Urology in Asia – Bangladesh
Article first published online: 23 JUN 2011
© 2011 The Japanese Urological Association
International Journal of Urology
Volume 18, Issue 7, page 494, July 2011
How to Cite
Islam, A. A. (2011), Urology in Asia – Bangladesh. International Journal of Urology, 18: 494. doi: 10.1111/j.1442-2042.2011.02764.x
- Issue published online: 23 JUN 2011
- Article first published online: 23 JUN 2011
Bangladesh is the eighth most populous (164 million) and the ninth most densely populated (1099/km2) country in the world, having characteristic features of a developing nation.
Urological diseases were managed by general surgeons for a long time. In 1965, Dr Idris Lasker founded the first urology unit at Dhaka Medical College. The next units started in 1973 at the Combined Military Hospital, and in 1982 at the Institute of Post Graduate Medicine and Research (IPGMR). Development of skilled manpower was the initial challenge and was overcome by overseas training of several general surgeons. The MS (Master of Surgery) Urology course started at Dhaka Medical College in 1995, followed by IPGMR in 1996. The course is now being run in three more institutions. The urology courses in Bangladesh are of 3-year duration after obtaining a degree or training in surgery. The urology degree is either a MS from a university or a fellowship (FCPS) from the Bangladesh College of Physicians and Surgeons (BCPS), the later being started in 2001.

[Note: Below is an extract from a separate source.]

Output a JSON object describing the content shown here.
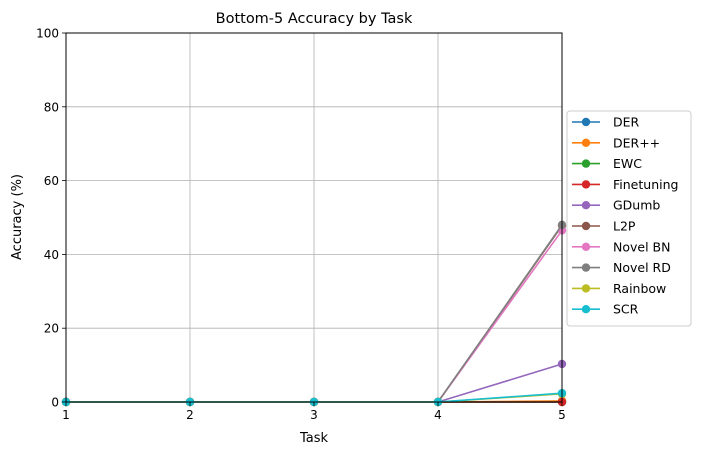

Starting in the mid 1970s, endourology was confined to the lower tract until 1993, when extracorporeal shock wave lithotripsy (ESWL) was launched at IPGMR. A boost to endourological development occurred after several live operative workshops organized at Dhaka, as well as short overseas training of midlevel and young urologists in regional advanced centers. As a result, ureterorenoscopy, percutaneous nephrolithotripsy and laparoscopy are now carried out regularly and 14 ESWL set-ups are functioning in centers throughout Bangladesh. Beginning in 1982, transplantation gained momentum in 1988 through a WHO-aided program, and more than 800 live related renal transplantations have been carried out in several hospitals so far. Advancement in technology and skill led the super-specialties of urology to grow in Bangladesh. Several such units (Uro-oncology, Pediatric Urology, Female Urology, Transplant) were opened in 2005 at Bangabandhu Sheikh Mujib Medical University (the former IPGMR) in Dhaka.
However, the developments are mostly confined to big cities and the vast population has limited access to specialty services. The majority of urological problems are still managed by general surgeons working in 64 district hospitals. Roaming urologists provide some endourological services in these areas. The government has recently started 17 new urology units in medical colleges, mostly in the peripheral part of Bangladesh, boosting up the service and training.
The Bangladesh Association of Urological Surgeons was founded in December 1988. Today it has 138 members. The association holds a monthly continuing professional development program. An international scientific conference is held once every 2 years and a national seminar in the year in between. At the conference, the “Idris Memorial Gold Medal” is awarded to a distinguished urologist and the “Siraj Jinnat Memorial Gold Medal” is awarded for the best scientific paper. Reputed faculties, mostly from neighboring countries, are invited for live operative workshops, symposiums and plenary. The Asian School of Urology has been actively and regularly contributing to the conferences. At the seventh International Conference on 4–6 February 2011, the third Asian and European School of Urology Joint Course was carried out successfully. The association has active collaborations with Urological Association of Asia, Société Internationale d'Urologie, European Association of Urology and their member associations.
The association discharged several social and ethical responsibilities. It took a strong stance against threatening organ trading in the mid 1990s in Bangladesh and played an active role in formulating the “Organ Transplant Act 1999”, which allows live related (first- and second-degree) and deceased (opting-in system) transplantation, prohibiting organ trading. The association took part in programs for raising awareness of urological diseases and in creating new urology units throughout the country.
The Bangladesh Journal of Urology is the official journal of the association, published twice-yearly since 1998. It is recognized by the national medical council, but is yet to be indexed in a host of abstracting indices. In Bangladesh, as in any developing country, public research is limited and priority-based. However, with the aforementioned background, organized research in the urological field is expected to evolve in the near future.